Chapter 50

Sidetrack (xi) -

 Manifesto - A Prequel

Wikimedia Commons  Berit Watkins  

Chapter 50

 

Sidetrack (xi) - Manifesto - Prequel

 

- ‘What’s all this about then?’

 

‘So…It's no good just moaning; what are you gonna do about it?’

 

 

We’ve got to get out of this mess.   We’ve got to stop sliding down the mucky slope that’s eroding our values, our humanity, our dreams.  We’ve got to resist the drift towards narrow-minded populist attitudes, refuse to give in to the big-tech takeover of everything, and remember what we really need from our lives, what we really need from our government.

 

There’s enough elsewhere in the other chapters about what’s not going well, how more people are being left behind, how attitudes are polarising, how the media can be too influential and so on.  Having spent three-quarters of my life under a Tory government, bemoaning the lost opportunities and the unfairness of it all, rarely being pleasantly surprised when they did something that felt sensible or egalitarian, the fact, however, remains that I’m still so, so glad I live in a Tory Britain compared to the nightmare of living in some other parts of the world.  Imagine being in a Chinese region under the brutal thumb of Beijing’s communist doctrine, or in a developing African or Asian nation in the hands of a corrupt bully-boy dictator, or sadly these days in the USA with its head-in-the-sand dangerous mix of religion, racism and out-dated patriotism.

 

If the answers don’t lie within the current Conservative philosophies, then where else do we turn?  Let’s immediately discard state-controlled communism.  Who wants to live in a country where there’s no choice, no freedom and the direction of everyone’s life is in the hands of party officials?  And, at the other extreme, let’s rule out the neo-liberal, anything goes, approach that’s making such headway, championed by those silicon-valley zillionaires, Bezos, Musk, Gutenberg and Page and their all controlling organisations Amazon, PayPal-Tesla-Twitter+, Facebook and Google.  Their view of winner takes all and their anti-regulation stance is almost as scary as full-blown state-control.

 

Where’s the sensible middle-ground?  Slide a little too far to the right and you end up drifting past some of the benefits of Tory paternalism and end up in the market-driven doctrine of the current crop of conservatives where there are more losers than winners.  Slide a little too far to the left and over-enthusiastic socialist idealism with its dreamy-eyed town council advocates, over-powerful union barons, and disenchanted big business, and the opportunities for the growth and enterprise that ultimately funds it all are blunted.

 

So we’ve got to carefully pick a social democratic path through the maze that defines the centre ground, choose the best ideas and policies from just to the left, or just to the right, and wrap them up with all the good things about our nation and its people.  Easy.  The harder part will be selling it to those who might see a weakening in their power base, or a dilution in their wealth, especially if some of the more influential media take a confrontational stance.

 

There’s no harm in trying.

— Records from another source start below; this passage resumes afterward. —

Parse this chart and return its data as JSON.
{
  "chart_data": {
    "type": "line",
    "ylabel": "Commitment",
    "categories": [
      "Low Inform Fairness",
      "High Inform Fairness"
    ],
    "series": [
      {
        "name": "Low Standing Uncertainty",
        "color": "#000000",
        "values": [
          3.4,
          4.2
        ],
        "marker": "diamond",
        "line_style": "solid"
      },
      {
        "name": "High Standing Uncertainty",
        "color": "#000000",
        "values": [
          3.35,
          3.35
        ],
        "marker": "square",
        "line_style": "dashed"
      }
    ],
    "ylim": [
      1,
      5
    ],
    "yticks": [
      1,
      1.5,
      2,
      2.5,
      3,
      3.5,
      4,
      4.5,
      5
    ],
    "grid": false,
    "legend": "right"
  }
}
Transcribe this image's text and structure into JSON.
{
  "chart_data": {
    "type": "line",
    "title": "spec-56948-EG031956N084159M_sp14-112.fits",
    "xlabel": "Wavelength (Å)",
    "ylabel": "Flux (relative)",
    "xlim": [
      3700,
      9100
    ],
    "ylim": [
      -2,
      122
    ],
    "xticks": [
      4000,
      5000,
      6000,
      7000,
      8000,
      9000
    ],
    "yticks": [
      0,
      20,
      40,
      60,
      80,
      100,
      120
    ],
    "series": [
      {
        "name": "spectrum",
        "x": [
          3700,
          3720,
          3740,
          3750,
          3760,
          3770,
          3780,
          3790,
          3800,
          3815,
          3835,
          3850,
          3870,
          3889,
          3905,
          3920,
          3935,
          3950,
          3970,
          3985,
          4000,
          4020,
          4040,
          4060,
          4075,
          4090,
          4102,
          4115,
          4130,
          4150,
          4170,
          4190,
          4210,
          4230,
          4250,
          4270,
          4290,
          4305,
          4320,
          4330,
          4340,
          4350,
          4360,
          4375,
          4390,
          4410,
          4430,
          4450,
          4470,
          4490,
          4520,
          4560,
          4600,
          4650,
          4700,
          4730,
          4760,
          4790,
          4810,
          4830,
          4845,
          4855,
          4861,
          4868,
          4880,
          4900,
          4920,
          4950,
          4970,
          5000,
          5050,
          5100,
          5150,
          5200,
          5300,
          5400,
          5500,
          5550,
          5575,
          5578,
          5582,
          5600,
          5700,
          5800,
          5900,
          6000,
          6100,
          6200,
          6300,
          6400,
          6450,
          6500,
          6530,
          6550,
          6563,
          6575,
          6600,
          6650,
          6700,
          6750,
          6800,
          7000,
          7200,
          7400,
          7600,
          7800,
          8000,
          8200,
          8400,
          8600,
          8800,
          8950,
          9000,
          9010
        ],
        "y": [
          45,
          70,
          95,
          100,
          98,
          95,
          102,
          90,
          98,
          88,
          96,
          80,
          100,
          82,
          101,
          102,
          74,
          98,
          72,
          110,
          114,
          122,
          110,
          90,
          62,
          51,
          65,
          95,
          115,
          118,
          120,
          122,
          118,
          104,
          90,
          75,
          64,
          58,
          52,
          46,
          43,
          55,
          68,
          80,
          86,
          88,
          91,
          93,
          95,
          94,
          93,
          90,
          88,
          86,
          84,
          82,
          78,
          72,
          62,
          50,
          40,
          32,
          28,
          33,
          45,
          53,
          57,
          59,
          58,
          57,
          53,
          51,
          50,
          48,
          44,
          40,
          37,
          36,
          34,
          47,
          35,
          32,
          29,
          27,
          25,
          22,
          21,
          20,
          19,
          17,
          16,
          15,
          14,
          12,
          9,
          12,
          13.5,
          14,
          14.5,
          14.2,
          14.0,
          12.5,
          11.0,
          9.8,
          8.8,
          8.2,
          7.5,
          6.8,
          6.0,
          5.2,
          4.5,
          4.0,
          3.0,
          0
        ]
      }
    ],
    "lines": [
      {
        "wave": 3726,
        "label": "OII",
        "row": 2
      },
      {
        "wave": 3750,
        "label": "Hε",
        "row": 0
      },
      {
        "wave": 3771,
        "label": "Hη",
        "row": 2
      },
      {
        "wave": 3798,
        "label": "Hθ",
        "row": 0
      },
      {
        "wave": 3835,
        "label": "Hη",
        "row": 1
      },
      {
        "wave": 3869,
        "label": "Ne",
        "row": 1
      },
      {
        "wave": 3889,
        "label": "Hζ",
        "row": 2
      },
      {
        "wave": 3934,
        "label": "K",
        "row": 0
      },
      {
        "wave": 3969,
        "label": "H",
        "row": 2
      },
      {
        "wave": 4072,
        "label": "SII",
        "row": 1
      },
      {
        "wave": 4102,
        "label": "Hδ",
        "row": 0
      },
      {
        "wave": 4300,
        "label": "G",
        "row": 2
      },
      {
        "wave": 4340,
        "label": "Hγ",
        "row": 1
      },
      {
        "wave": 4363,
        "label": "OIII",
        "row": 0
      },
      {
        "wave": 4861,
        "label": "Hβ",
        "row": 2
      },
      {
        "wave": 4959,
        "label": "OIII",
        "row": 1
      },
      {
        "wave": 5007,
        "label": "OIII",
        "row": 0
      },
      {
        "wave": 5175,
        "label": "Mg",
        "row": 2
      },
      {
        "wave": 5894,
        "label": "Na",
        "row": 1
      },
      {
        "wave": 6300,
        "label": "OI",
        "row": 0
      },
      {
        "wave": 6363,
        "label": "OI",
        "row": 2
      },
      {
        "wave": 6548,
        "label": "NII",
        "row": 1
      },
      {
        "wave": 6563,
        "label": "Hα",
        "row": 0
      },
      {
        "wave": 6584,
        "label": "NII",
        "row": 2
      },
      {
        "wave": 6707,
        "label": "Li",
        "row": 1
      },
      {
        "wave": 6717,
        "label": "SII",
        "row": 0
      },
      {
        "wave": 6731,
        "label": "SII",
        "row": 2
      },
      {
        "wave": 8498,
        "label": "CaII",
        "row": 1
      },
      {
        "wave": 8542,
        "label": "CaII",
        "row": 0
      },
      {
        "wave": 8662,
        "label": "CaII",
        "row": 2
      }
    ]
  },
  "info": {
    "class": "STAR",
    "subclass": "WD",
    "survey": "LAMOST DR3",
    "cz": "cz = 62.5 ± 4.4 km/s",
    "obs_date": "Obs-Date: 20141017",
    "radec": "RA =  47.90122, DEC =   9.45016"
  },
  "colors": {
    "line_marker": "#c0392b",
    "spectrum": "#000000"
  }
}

So Manifesto might just take a stab at suggesting a new direction, a blend of ideas, some established, some new, most costed, some blue sky, that will cover the journey of a citizen from cradle to grave.  Wellbeing and opportunity policies for childhood, education, welfare, employment, defence, environment, health, old-age and the rest.  Defensive barriers against obvious physical hostile threats and protective measures against more nebulous creeping takeovers and influences.  Energy, the environment, trade, business and foreign relations all need to need to be intertwined in a coherent plan that people can buy into.

 

A plan that appeals to the compassion we know lies in the British people.

 

A plan that is radical without being revolutionary.  We can cope with sensible radicalism in this country but we don’t do revolutions unless of the agricultural, industrial or musical kind.

 

A plan that’s ambitious.  There’s no point taking little steps and as a nation we like a challenge.

 

A plan that’s patriotic.  We love our history and we champion our diversity without always realising it.

 

If we can find the plans and appropriate policies that deliver an affordable middle path, and are accepted as fair and forward thinking by the electorate, then maybe the two-party confrontational stalemate that’s existed for too long might just be shaken up.

 

Maybe Manifesto, if it ever appears in print, could become the policy blueprint for a new party.  One that blends Compassion, Radicalism, Ambition and Patriotism together.   Probably a crap idea but it might be fun to try.

 

It’s already on the drawing board and should be out in time for the next general election.   Whether anyone cares to read it will be another matter entirely.